Dr. Jon Tyson receives the AAP's APGAR Award.
Dr. Jon Tyson receives the AAP’s APGAR Award.

Dr. Jon Tyson, the Michelle Bain Distinguished Professor of Medicine and Public Health, has won the 2014 APGAR Award for his lifelong contributions to perinatal medicine and education.

The award, named after the physician who designed the first standardized method for evaluating a newborn’s transition to life outside the womb, is considered the highest honor bestowed by the American Academy of Pediatrics (AAP) for perinatal care.

Tyson, vice dean for Clinical Research & Healthcare Quality, received the award at a recent ceremony in San Diego during the AAP National Conference and Exhibition.

“Dr. Tyson is an ideal academic mentor who places major emphasis on comparative effectiveness and has the highest standards of patient care,” said Dr. Giuseppe Colasurdo, president of UTHealth and dean of McGovern Medical School.

Tyson has been a leading investigator of the Neonatal Research Network for the National Institute of Child Health and Development (NICHD) since 1986. He is also the lead researcher for a study that has shown a 50 percent reduction in emergency room visits, hospitalizations, and ICU admissions and a $10,000 yearly savings per child in health care costs among chronically ill children. A three-year, $3.7 million grant from the U.S. Department of Health and Human Services supports the study.
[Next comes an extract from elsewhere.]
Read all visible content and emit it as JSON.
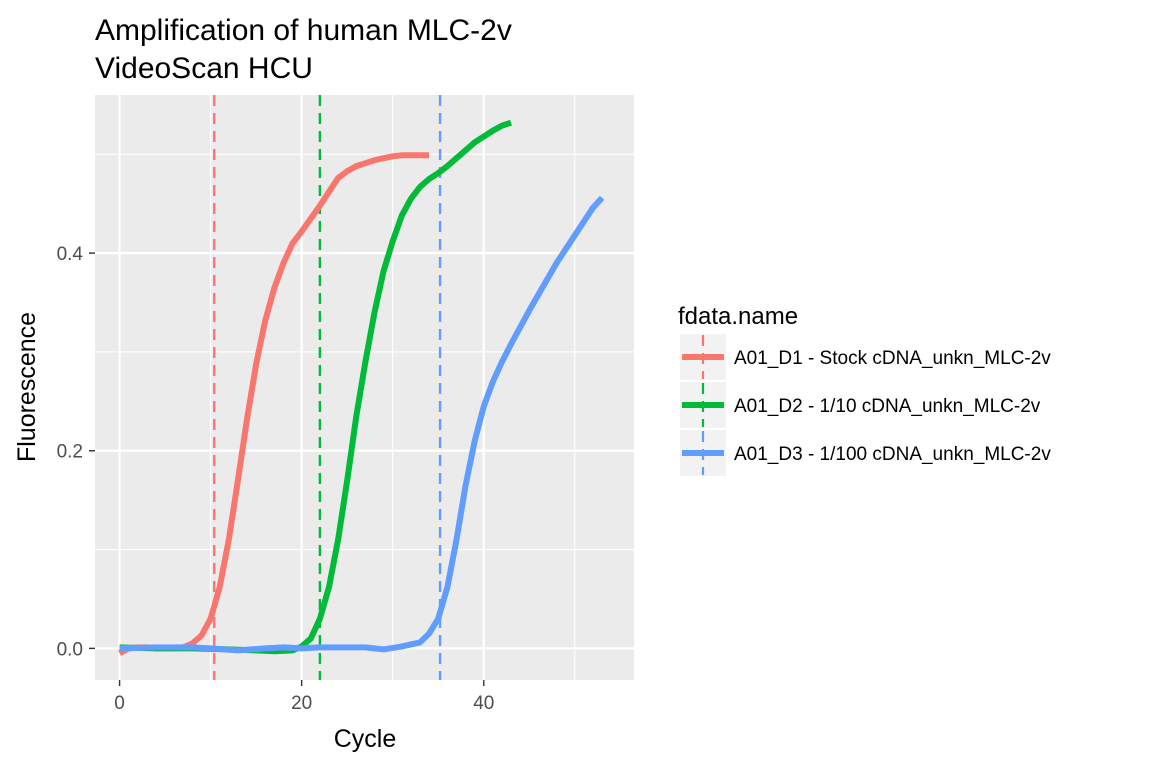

Tyson is recognized for his efforts to develop improved methods to minimize bias and imprecision and maximize the efficiency and generalizability of clinical research.

He may be best known for promoting evidence-based ethics and more informed and better justified parental counseling and treatment decisions for extremely premature infants. He led the development of a web-based tool for infants at 22 to 25 weeks gestation using multiple risk factors to estimate the likelihood of survival, survival without impairment, and survival without profound impairment with intensive care. This widely used tool was based on network data, which was published in the New England Journal of Medicine and placed on the NICHD Neonatal Research Network website.

In working with fellows and junior faculty, Tyson is known as an extremely dedicated mentor. In the past 11 years, 34 of his mentees have received career development awards, 38 have received federal funding, and 14 have directed multicenter studies. Ten have gone on to become academic leaders, including one dean.

Tyson has been an author on 300 publications and has received the UTHealth President’s Scholar Award for Teaching; the President’s Award for Mentoring Women; the Distinguished Educator Award from the Association of Clinical Research Training Program Directors; the Maureen Andrew Award Mentorship from the Society for Pediatric Research; and the Douglas K. Richardson Award for Perinatal and Pediatric Healthcare Research from the Society for Pediatric Research.